Equipment
Ingredients
Caramel Base
- 200 g granulated sugar
- 60 ml water, cold
Finish
- 120 ml heavy cream
- 30 g unsalted butter
- kosher salt, to taste
Nutrition (per serving)
Method
Combine 200g granulated sugar and 60ml cold water in a medium saucepan and stir once to moisten the sugar.
Heat the sugar mixture over medium-high heat without stirring until it turns a deep amber color, approximately 175°C (350°F).
While the sugar cooks, warm 120ml heavy cream in a small saucepan over low heat until it begins to steam.
Slowly whisk the warm cream into the amber caramel. Continue to simmer the mixture for 2 to 3 minutes until the sauce is completely smooth.
Remove the pan from the heat. Whisk in 30g unsalted butter and kosher salt to taste. Serve warm.
Chef's Notes
- For the best caramel color and flavor, use a light-colored, heavy-bottomed saucepan. This allows for even heat distribution and makes it easier to monitor the caramelization process.

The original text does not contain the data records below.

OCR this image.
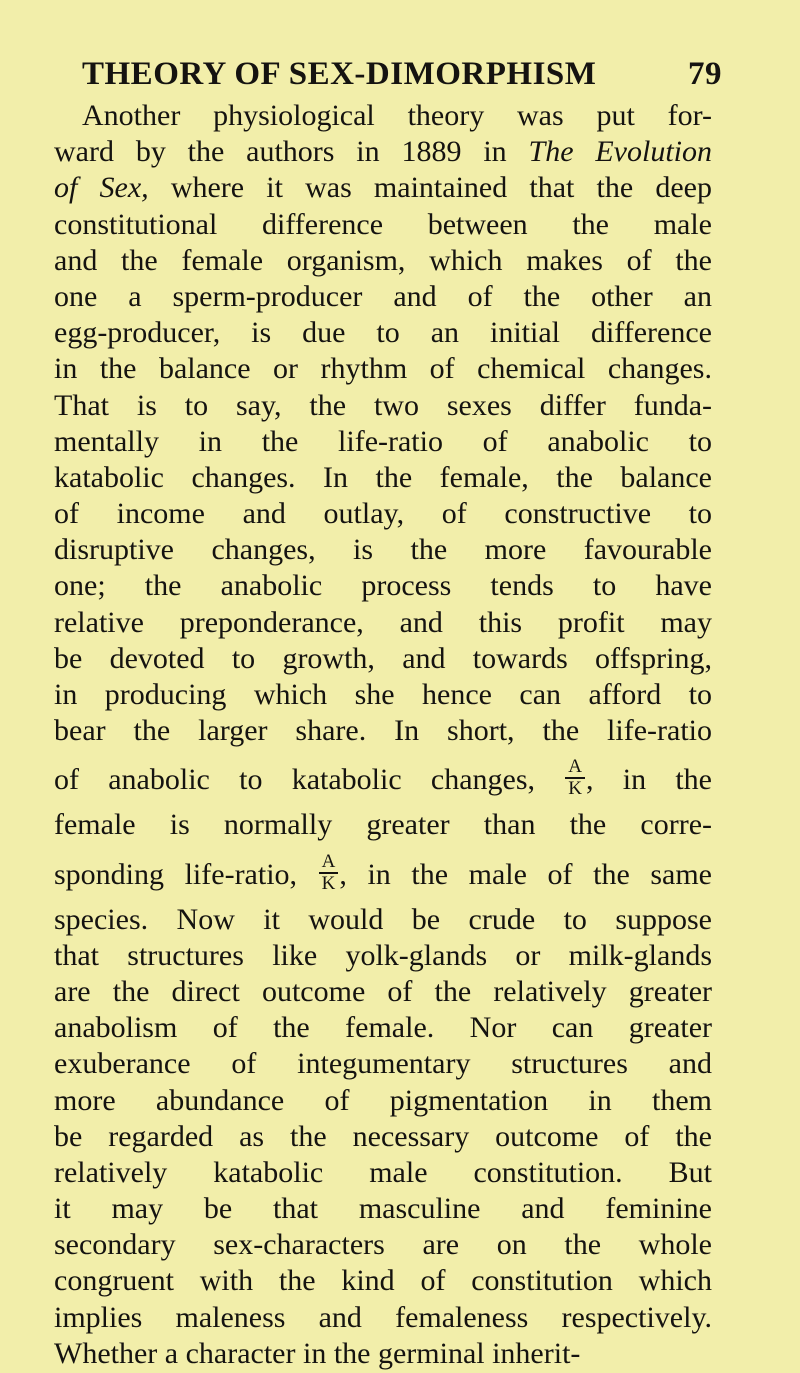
THEORY OF SEX-DIMORPHISM	79
Another physiological theory was put for-
ward by the authors in 1889 in The Evolution
of Sex, where it was maintained that the deep
constitutional difference between the male
and the female organism, which makes of the
one a sperm-producer and of the other an
egg-producer, is due to an initial difference
in the balance or rhythm of chemical changes.
That is to say, the two sexes differ funda-
mentally in the life-ratio of anabolic to
katabolic changes. In the female, the balance
of income and outlay, of constructive to
disruptive changes, is the more favourable
one; the anabolic process tends to have
relative preponderance, and this profit may
be devoted to growth, and towards offspring,
in producing which she hence can afford to
bear the larger share. In short, the life-ratio
of anabolic to katabolic changes, $\frac{A}{K}$ , in the
female is normally greater than the corre-
sponding life-ratio, $\frac{A}{K}$ , in the male of the same
species. Now it would be crude to suppose
that structures like yolk-glands or milk-glands
are the direct outcome of the relatively greater
anabolism of the female. Nor can greater
exuberance of integumentary structures and
more abundance of pigmentation in them
be regarded as the necessary outcome of the
relatively katabolic male constitution. But
it may be that masculine and feminine
secondary sex-characters are on the whole
congruent with the kind of constitution which
implies maleness and femaleness respectively.
Whether a character in the germinal inherit-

- Resist the urge to stir the sugar while it's caramelizing. Swirling the pan gently is acceptable if hot spots develop, but stirring can cause the sugar to crystallize.
- Ensure the heavy cream is warm before adding it to the hot caramel. Adding cold cream will shock the caramel and can cause it to seize or become grainy.
- The butter should be cold when added, as this helps to emulsify the sauce and gives it a rich, glossy finish. Cut it into small cubes for easier incorporation.
- Taste and adjust the salt at the end. The amount of salt needed will depend on your preference and the saltiness of your butter.
Storage
Refrigerator: 2 weeks — Store in a sealed glass jar.
Freezer: 3 months — Thaw in refrigerator before reheating.
Reheating: Warm in a saucepan over low heat or microwave in 10-second intervals until fluid.